Bars and cars, moors and tors, coast paths and wild swimming

and more travel drama!

Here’s the third and final post about our summer travels.

The last part of the trip was to Devon, England – the country, but not the county, of my birth – to visit family and also to see Dartmoor and the South West Coast Path. We left Finland on a Wednesday, changing planes in Stockholm, arriving at London’s Heathrow Airport and were dealt an instant dose of culture shock. Heathrow airport essentially barely functions. There were three lifts down to the rental car shuttle bus stand, and a huge queue in front of just one of them. It seems the old British maxim “if you see a queue, join it” has lived on well past its origin during wartime rationing. The shuttle bus turned up, already almost full. Just as we were about to board, a middle-aged couple (yes, my age) came running up from completely the wrong place.

“We were here before you. We’ve been waiting half an hour. It’s our turn.”

Whatever. The next shuttle came in 5 minutes and was empty.
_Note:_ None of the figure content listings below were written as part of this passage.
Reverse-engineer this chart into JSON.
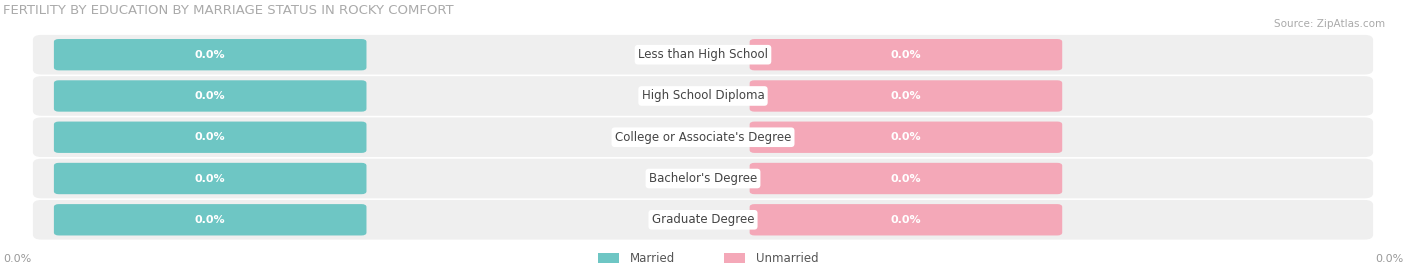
{
  "title": "FERTILITY BY EDUCATION BY MARRIAGE STATUS IN ROCKY COMFORT",
  "source": "Source: ZipAtlas.com",
  "categories": [
    "Less than High School",
    "High School Diploma",
    "College or Associate's Degree",
    "Bachelor's Degree",
    "Graduate Degree"
  ],
  "married_values": [
    0.0,
    0.0,
    0.0,
    0.0,
    0.0
  ],
  "unmarried_values": [
    0.0,
    0.0,
    0.0,
    0.0,
    0.0
  ],
  "married_color": "#6ec6c4",
  "unmarried_color": "#f4a8b8",
  "row_bg_color": "#efefef",
  "title_fontsize": 9.5,
  "label_fontsize": 8.5,
  "value_fontsize": 8,
  "background_color": "#ffffff"
}
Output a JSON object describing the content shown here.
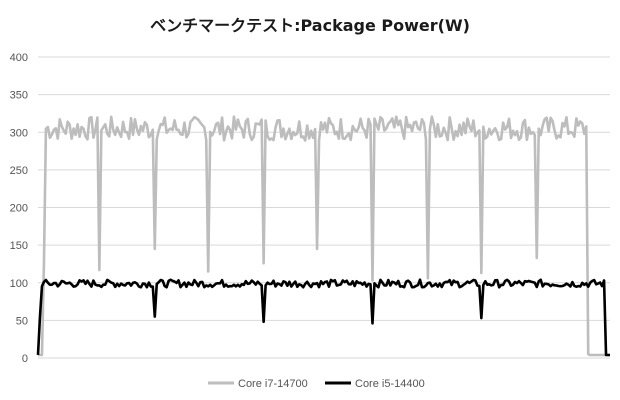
{
  "chart_data": {
    "type": "line",
    "title": "ベンチマークテスト:Package Power(W)",
    "xlabel": "",
    "ylabel": "",
    "ylim": [
      0,
      400
    ],
    "yticks": [
      "0",
      "50",
      "100",
      "150",
      "200",
      "250",
      "300",
      "350",
      "400"
    ],
    "grid": true,
    "legend": "bottom",
    "sample_count": 290,
    "series": [
      {
        "name": "Core i7-14700",
        "color": "#bdbdbd",
        "segments": [
          {
            "from": 0,
            "to": 2,
            "value": 4
          },
          {
            "from": 3,
            "to": 3,
            "value": 125
          },
          {
            "from": 4,
            "to": 277,
            "value": 305,
            "jitter": 16,
            "dips": [
              {
                "at": 31,
                "value": 117
              },
              {
                "at": 59,
                "value": 145
              },
              {
                "at": 86,
                "value": 115
              },
              {
                "at": 114,
                "value": 126
              },
              {
                "at": 141,
                "value": 145
              },
              {
                "at": 169,
                "value": 103
              },
              {
                "at": 197,
                "value": 106
              },
              {
                "at": 224,
                "value": 113
              },
              {
                "at": 252,
                "value": 133
              }
            ]
          },
          {
            "from": 278,
            "to": 278,
            "value": 5
          },
          {
            "from": 279,
            "to": 289,
            "value": 4
          }
        ]
      },
      {
        "name": "Core i5-14400",
        "color": "#000000",
        "segments": [
          {
            "from": 0,
            "to": 0,
            "value": 4
          },
          {
            "from": 1,
            "to": 1,
            "value": 55
          },
          {
            "from": 2,
            "to": 286,
            "value": 99,
            "jitter": 5,
            "dips": [
              {
                "at": 59,
                "value": 55
              },
              {
                "at": 114,
                "value": 48
              },
              {
                "at": 169,
                "value": 46
              },
              {
                "at": 224,
                "value": 53
              }
            ]
          },
          {
            "from": 287,
            "to": 289,
            "value": 4
          }
        ]
      }
    ]
  }
}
Google maps had us take a windy, at times single lane, road past wild ponies and sheep to our AirBnB  in the heart of Dartmoor. We noticed a great looking country pub just down the road, so after checking in we walked on down for a pint and some dinner. A motor coach had pulled up, and about 50 seniors (yes, yes, I know, I’m the same age as old people) were eating in the coach house. It turns out the pub was now a farm-to-table gastro pub. As we walked through the door, we were greeted with a blast of heat from a roaring fire over which were cooking enormous slabs of regeneratively farmed meat. An admirable idea, but hardly sustainable in those quantities. The bartender, who turned out to be a New Zealander, was great. He let us know we’d be able to order food in while, and that there were vegan options. I opted for a pint of cask-conditioned bitter. Now, I know Brits like their beer warm, but there are limits. The cask was set on the bar not six feet from the fire, and the wet rag on top was not doing much to keep it cool. Ah well.
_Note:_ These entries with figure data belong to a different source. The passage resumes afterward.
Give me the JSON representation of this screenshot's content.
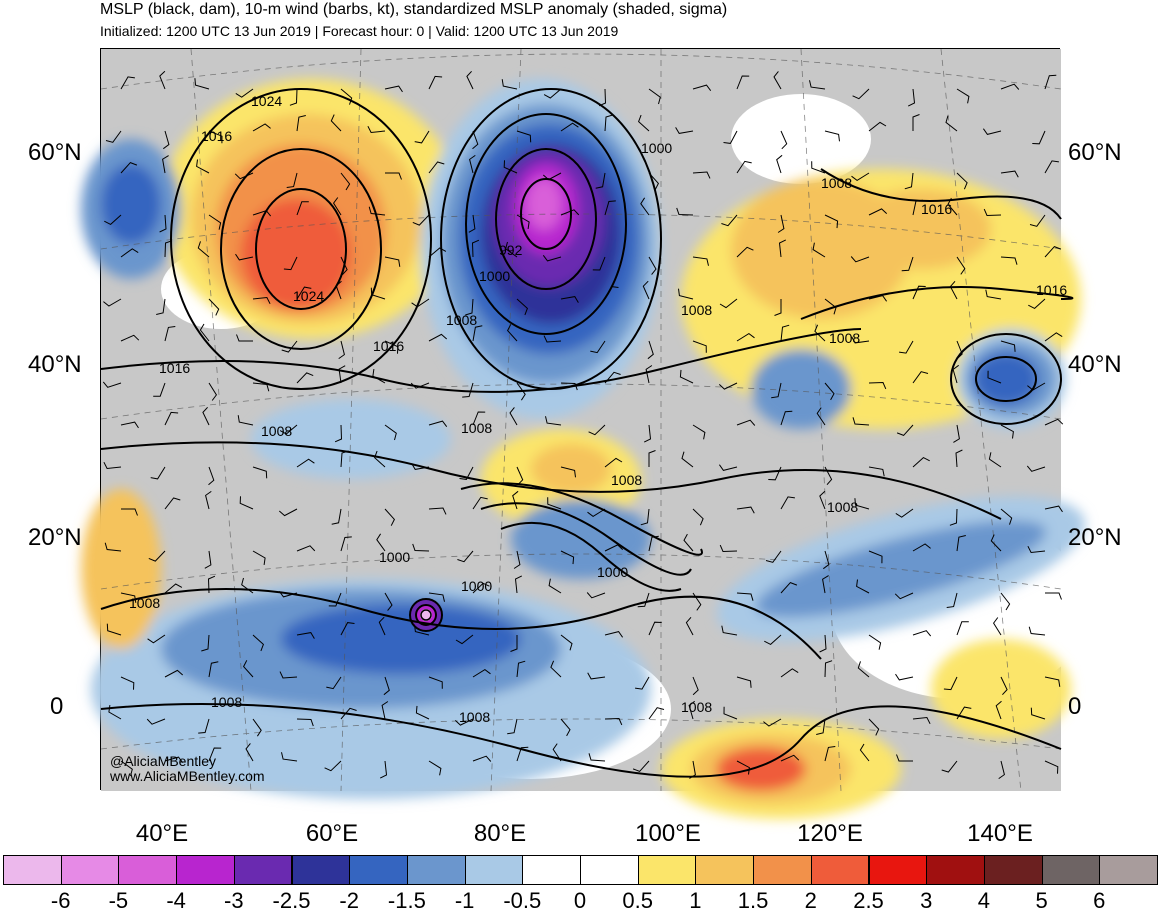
{
  "header": {
    "title": "MSLP (black, dam), 10-m wind (barbs, kt), standardized MSLP anomaly (shaded, sigma)",
    "subtitle": "Initialized: 1200 UTC 13 Jun 2019 | Forecast hour: 0 | Valid: 1200 UTC 13 Jun 2019"
  },
  "map": {
    "lat_labels": [
      "60°N",
      "40°N",
      "20°N",
      "0"
    ],
    "lon_labels": [
      "40°E",
      "60°E",
      "80°E",
      "100°E",
      "120°E",
      "140°E"
    ],
    "credits": [
      "@AliciaMBentley",
      "www.AliciaMBentley.com"
    ],
    "isobar_labels": [
      "1024",
      "1016",
      "1024",
      "1016",
      "1016",
      "1008",
      "1008",
      "1000",
      "992",
      "1000",
      "1008",
      "1008",
      "1008",
      "1008",
      "1000",
      "1000",
      "1008",
      "1008",
      "1008",
      "1008",
      "1008",
      "1016",
      "1016",
      "1000",
      "1008"
    ],
    "colors": {
      "land": "#c8c8c8",
      "isobar": "#000000",
      "frame": "#000000"
    },
    "features": {
      "high_ural": "High pressure over western Russia (1024 dam), positive anomaly",
      "low_siberia": "Low pressure over central Siberia (992), strongly negative anomaly",
      "cyclone_arabian_sea": "Compact tropical low in the Arabian Sea, anomaly below -5"
    }
  },
  "colorbar": {
    "colors": [
      "#ecb8ec",
      "#e68ae6",
      "#d95ed9",
      "#b825cf",
      "#6a2ab0",
      "#2e3399",
      "#3565c0",
      "#6b96cd",
      "#a9c9e6",
      "#ffffff",
      "#ffffff",
      "#fbe56a",
      "#f5c35c",
      "#f2914a",
      "#ef5c3a",
      "#e8160f",
      "#a01010",
      "#6b2020",
      "#6e6464",
      "#a89c9c"
    ],
    "labels": [
      "-6",
      "-5",
      "-4",
      "-3",
      "-2.5",
      "-2",
      "-1.5",
      "-1",
      "-0.5",
      "0",
      "0.5",
      "1",
      "1.5",
      "2",
      "2.5",
      "3",
      "4",
      "5",
      "6"
    ]
  }
}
We sat outside. A number of the coach party wandered out to escape the heat. One couple made a beeline for us, wanting to talk to a couple of what they presumed to be locals. They were Jim and Renee from Minnesota. The whole coach party was American, covering the whole of the British Isles by bus in three weeks. We chatted with them for a while, and then turned to a younger couple next to us. They were from Montreal. We managed an entire evening in a British pub without talking to a single Brit!

The following day, Thursday, we drove down through some more narrow roads to Hope Cove on Devon’s south coast. From there, we hiked a chunk of the South West Coast Path, the path featured in Raynor Winn’s The Salt Path and ‘s The Electricity of Every Living Thing. We hiked out to Bolberry Down and back. The scenery was stunning. Afterwards we went for a swim at the cove where the water temperature was an acceptable 64 degrees.